Unsung heroes key to the success of the Braves bullpen

MLB: JUL 22 Braves at Brewers

Despite what many Braves fans might think, Atlanta’s bullpen has been one of the better units in the league. It’s far from perfect, and I still believe it should be a top priority heading into the trade deadline, but the depth of this group has been incredible, and it showed in a big way over the weekend in Milwaukee.

There aren’t many bullpens in baseball that could lose four of their top guys and still look like a formidable group, but that’s exactly what the Braves have done, thanks to contributions from many players that weren’t even on the roster to begin the season.

Let’s begin with Ben Heller. The right-hander was acquired in a trade with the Rays about a month ago. Soon after, he was added to the major-league roster, and on Sunday, he pitched a scoreless eighth inning in a two-run game to help the Braves win their first series of the second half of the season. This is a guy who had not pitched in the majors since 2020, and with the Braves, all he’s done is pitch to the tune of a 2.57 ERA over 15 appearances.

Even if the club gets nothing out of Heller the rest of the way, he’s already been a pivotal piece to the Braves success this season. It’s these types of signings that fly under the radar nationally, but they are why this organization is consistently successful year after year. Heller has been a gem, and I have a feeling this might only be the tip of the iceberg for him in Atlanta.

Up next is a 26-year-old who hasn’t yet had as much of an impact as Heller to this point, but there’s a chance he’s a critical piece to this bullpen moving forward. Daysbel Hernandez made his MLB debut in Sunday’s game, striking out the side in the seventh with the Braves down a run. His performance kept the team within arm’s reach, and Ozzie Albies delivered the game-winning home run the following inning.

Hernandez looks the part of a major-league pitcher. He was attacking hitters with high-90s fastballs and never flinched. This isn’t a new development, either. On the farm, Hernandez hasn’t allowed a run since May 3rd, punching out batters at an alarming rate. He’s another arm that could prove to be a pivotal one down the stretch run and into the postseason.

The last name I want to mention is Michael Tonkin. Unlike Heller and Hernandez, Tonkin has been with the Braves since the beginning. He won a spot out of Spring Training, making his first major-league appearance since 2017 on April 2nd, and what he’s provided the team in long relief cannot be understated.

Tonkin has been able to cover several innings, recording a 3.22 ERA over 24 appearances (50.1 innings). He’s kept the team in games they had no business in and taken a lot of stress off the rest of the unit in the process. Without him, the Braves wouldn’t have anywhere close to an 11.5-game cushion in the NL East.

Depth is often a forgotten aspect of elite pitching staffs. I can’t imagine there has been another group of pitchers tormented by the injury bug as heavily as the Braves in 2023. Despite that, these guys haven’t missed a beat. It’s a testament to the front office’s ability to evaluate talent and the Braves tremendous coaching staff who makes these guys believe in themselves when very few others have.
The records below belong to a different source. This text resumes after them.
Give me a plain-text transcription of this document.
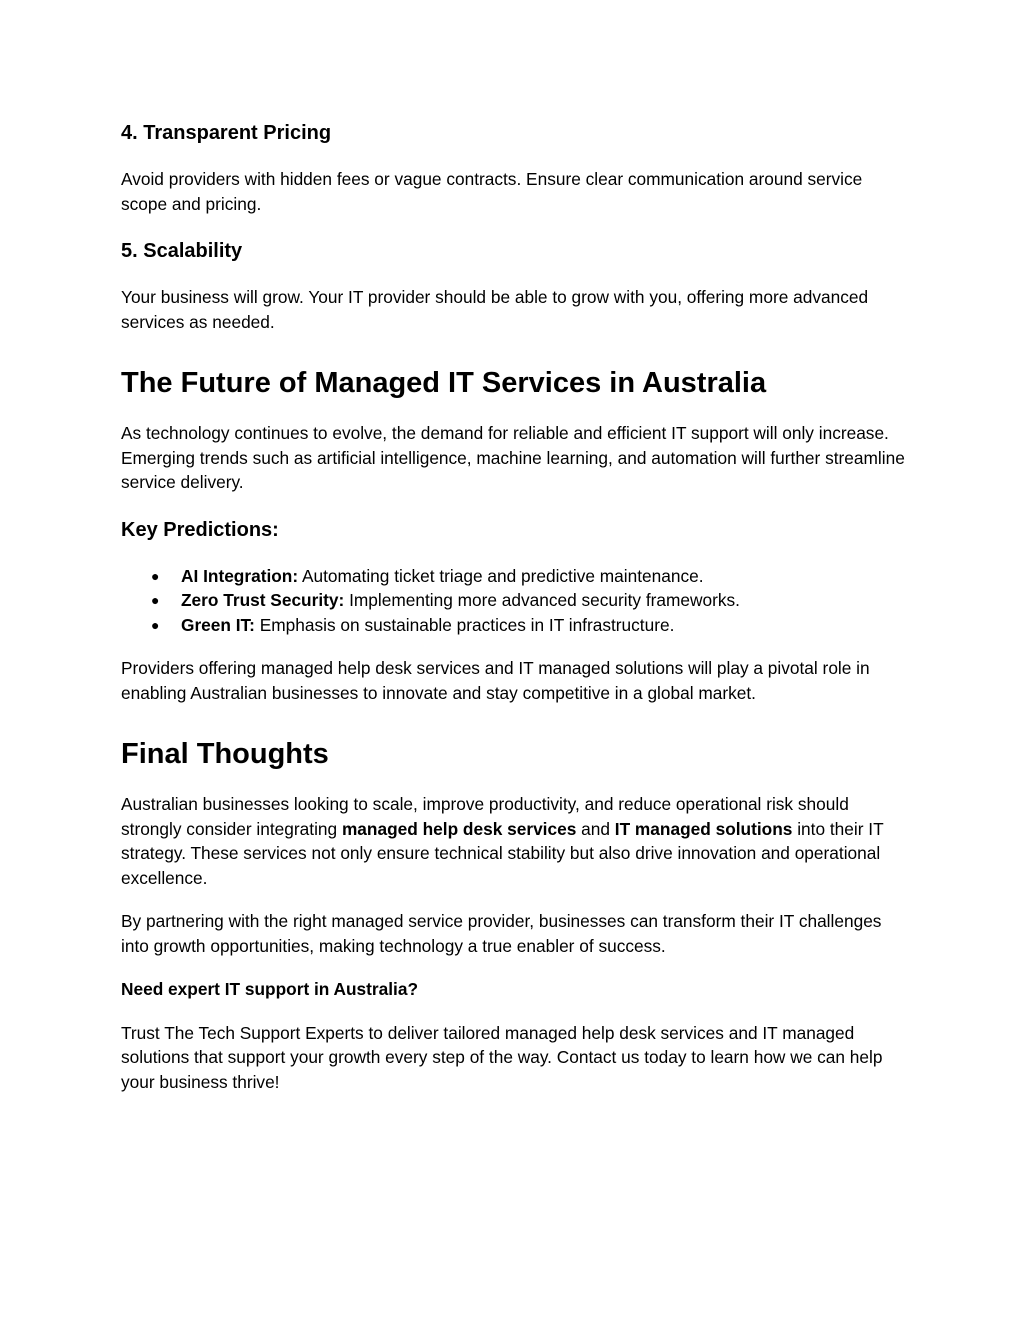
4. Transparent Pricing

Avoid providers with hidden fees or vague contracts. Ensure clear communication around service scope and pricing.

5. Scalability

Your business will grow. Your IT provider should be able to grow with you, offering more advanced services as needed.

The Future of Managed IT Services in Australia

As technology continues to evolve, the demand for reliable and efficient IT support will only increase. Emerging trends such as artificial intelligence, machine learning, and automation will further streamline service delivery.

Key Predictions:
● AI Integration: Automating ticket triage and predictive maintenance.
● Zero Trust Security: Implementing more advanced security frameworks.
● Green IT: Emphasis on sustainable practices in IT infrastructure.

Providers offering managed help desk services and IT managed solutions will play a pivotal role in enabling Australian businesses to innovate and stay competitive in a global market.

Final Thoughts

Australian businesses looking to scale, improve productivity, and reduce operational risk should strongly consider integrating managed help desk services and IT managed solutions into their IT strategy. These services not only ensure technical stability but also drive innovation and operational excellence.

By partnering with the right managed service provider, businesses can transform their IT challenges into growth opportunities, making technology a true enabler of success.

Need expert IT support in Australia?

Trust The Tech Support Experts to deliver tailored managed help desk services and IT managed solutions that support your growth every step of the way. Contact us today to learn how we can help your business thrive!
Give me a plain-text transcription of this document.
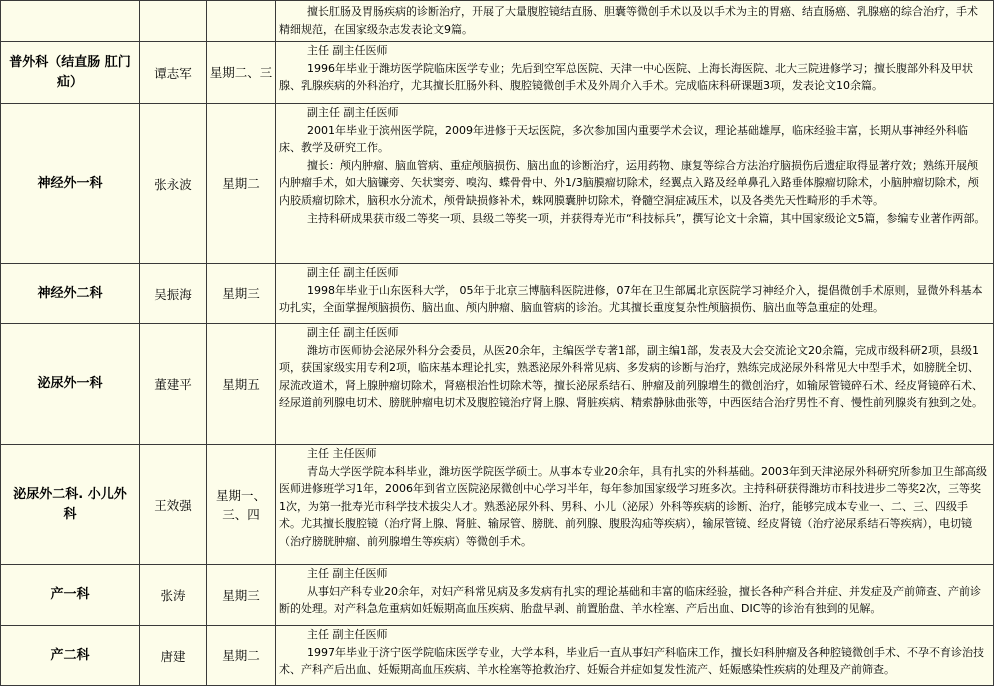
			擅长肛肠及胃肠疾病的诊断治疗，开展了大量腹腔镜结直肠、胆囊等微创手术以及以手术为主的胃癌、结直肠癌、乳腺癌的综合治疗，手术精细规范，在国家级杂志发表论文9篇。

普外科（结直肠 肛门 疝）	谭志军	星期二、三	主任 副主任医师
1996年毕业于潍坊医学院临床医学专业；先后到空军总医院、天津一中心医院、上海长海医院、北大三院进修学习；擅长腹部外科及甲状腺、乳腺疾病的外科治疗，尤其擅长肛肠外科、腹腔镜微创手术及外周介入手术。完成临床科研课题3项，发表论文10余篇。

神经外一科	张永波	星期二	副主任 副主任医师
2001年毕业于滨州医学院，2009年进修于天坛医院，多次参加国内重要学术会议，理论基础雄厚，临床经验丰富，长期从事神经外科临床、教学及研究工作。
擅长：颅内肿瘤、脑血管病、重症颅脑损伤、脑出血的诊断治疗，运用药物、康复等综合方法治疗脑损伤后遗症取得显著疗效；熟练开展颅内肿瘤手术，如大脑镰旁、矢状窦旁、嗅沟、蝶骨骨中、外1/3脑膜瘤切除术，经翼点入路及经单鼻孔入路垂体腺瘤切除术，小脑肿瘤切除术，颅内胶质瘤切除术，脑积水分流术，颅骨缺损修补术，蛛网膜囊肿切除术，脊髓空洞症减压术，以及各类先天性畸形的手术等。
主持科研成果获市级二等奖一项、县级二等奖一项，并获得寿光市“科技标兵”，撰写论文十余篇，其中国家级论文5篇，参编专业著作两部。

神经外二科	吴振海	星期三	副主任 副主任医师
1998年毕业于山东医科大学， 05年于北京三博脑科医院进修，07年在卫生部属北京医院学习神经介入，提倡微创手术原则，显微外科基本功扎实，全面掌握颅脑损伤、脑出血、颅内肿瘤、脑血管病的诊治。尤其擅长重度复杂性颅脑损伤、脑出血等急重症的处理。

泌尿外一科	董建平	星期五	副主任 副主任医师
潍坊市医师协会泌尿外科分会委员，从医20余年，主编医学专著1部，副主编1部，发表及大会交流论文20余篇，完成市级科研2项，县级1项，获国家级实用专利2项，临床基本理论扎实，熟悉泌尿外科常见病、多发病的诊断与治疗，熟练完成泌尿外科常见大中型手术，如膀胱全切、尿流改道术，肾上腺肿瘤切除术，肾癌根治性切除术等，擅长泌尿系结石、肿瘤及前列腺增生的微创治疗，如输尿管镜碎石术、经皮肾镜碎石术、经尿道前列腺电切术、膀胱肿瘤电切术及腹腔镜治疗肾上腺、肾脏疾病、精索静脉曲张等，中西医结合治疗男性不育、慢性前列腺炎有独到之处。

泌尿外二科. 小儿外科	王效强	星期一、三、四	主任 主任医师
青岛大学医学院本科毕业，潍坊医学院医学硕士。从事本专业20余年，具有扎实的外科基础。2003年到天津泌尿外科研究所参加卫生部高级医师进修班学习1年，2006年到省立医院泌尿微创中心学习半年，每年参加国家级学习班多次。主持科研获得潍坊市科技进步二等奖2次，三等奖1次，为第一批寿光市科学技术拔尖人才。熟悉泌尿外科、男科、小儿（泌尿）外科等疾病的诊断、治疗，能够完成本专业一、二、三、四级手术。尤其擅长腹腔镜（治疗肾上腺、肾脏、输尿管、膀胱、前列腺、腹股沟疝等疾病），输尿管镜、经皮肾镜（治疗泌尿系结石等疾病），电切镜（治疗膀胱肿瘤、前列腺增生等疾病）等微创手术。

产一科	张涛	星期三	主任 副主任医师
从事妇产科专业20余年，对妇产科常见病及多发病有扎实的理论基础和丰富的临床经验，擅长各种产科合并症、并发症及产前筛查、产前诊断的处理。对产科急危重病如妊娠期高血压疾病、胎盘早剥、前置胎盘、羊水栓塞、产后出血、DIC等的诊治有独到的见解。

产二科	唐建	星期二	主任 副主任医师
1997年毕业于济宁医学院临床医学专业，大学本科，毕业后一直从事妇产科临床工作，擅长妇科肿瘤及各种腔镜微创手术、不孕不育诊治技术、产科产后出血、妊娠期高血压疾病、羊水栓塞等抢救治疗、妊娠合并症如复发性流产、妊娠感染性疾病的处理及产前筛查。
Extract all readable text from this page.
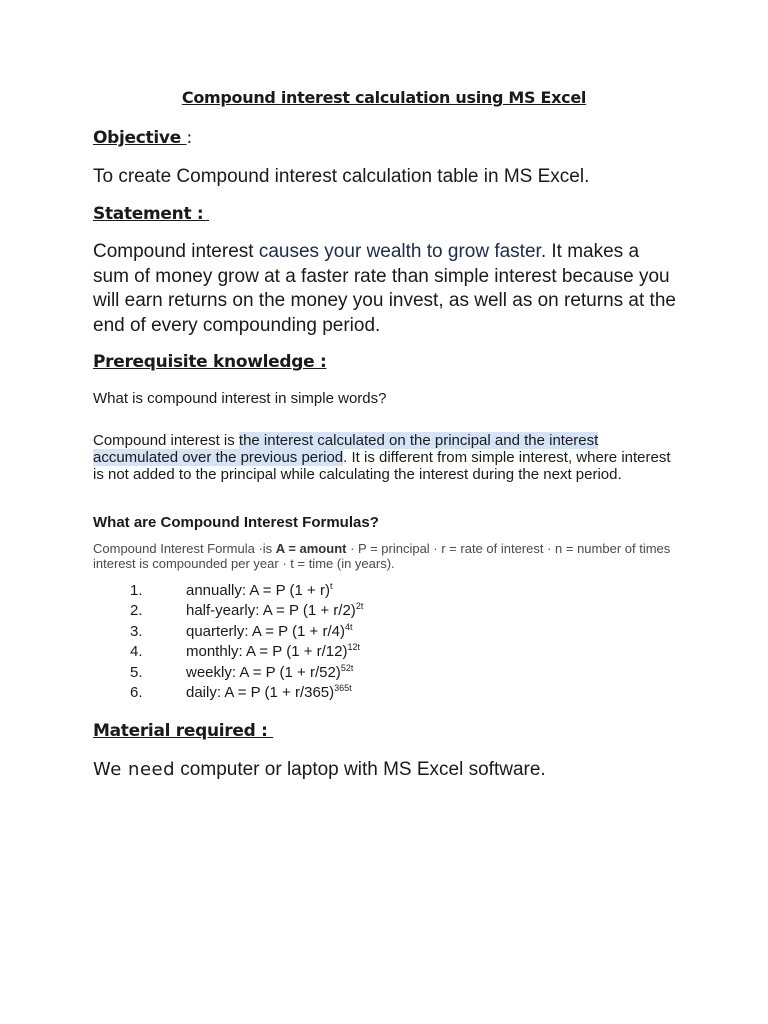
Compound interest calculation using MS Excel
Objective :
To create Compound interest calculation table in MS Excel.
Statement :
Compound interest causes your wealth to grow faster. It makes a sum of money grow at a faster rate than simple interest because you will earn returns on the money you invest, as well as on returns at the end of every compounding period.
Prerequisite knowledge :
What is compound interest in simple words?
Compound interest is the interest calculated on the principal and the interest accumulated over the previous period. It is different from simple interest, where interest is not added to the principal while calculating the interest during the next period.
What are Compound Interest Formulas?
Compound Interest Formula ·is A = amount · P = principal · r = rate of interest · n = number of times interest is compounded per year · t = time (in years).
1.	annually: A = P $(1 + r)^t$
2.	half-yearly: A = P $(1 + r/2)^{2t}$
3.	quarterly: A = P $(1 + r/4)^{4t}$
4.	monthly: A = P $(1 + r/12)^{12t}$
5.	weekly: A = P $(1 + r/52)^{52t}$
6.	daily: A = P $(1 + r/365)^{365t}$
Material required :
We need computer or laptop with MS Excel software.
The Braves star power is what will capture national headlines, but it is these kinds of stories that really separate the organization from others. Alex Anthopoulos’ hit rate on pitchers that most people have never even heard of is outstanding, and there are a lot of people — scouts, the players themselves, and coaches — that deserve credit for that.

Which should have everyone optimistic about what Pierce Johnson and Taylor Hearn could bring to the Braves bullpen.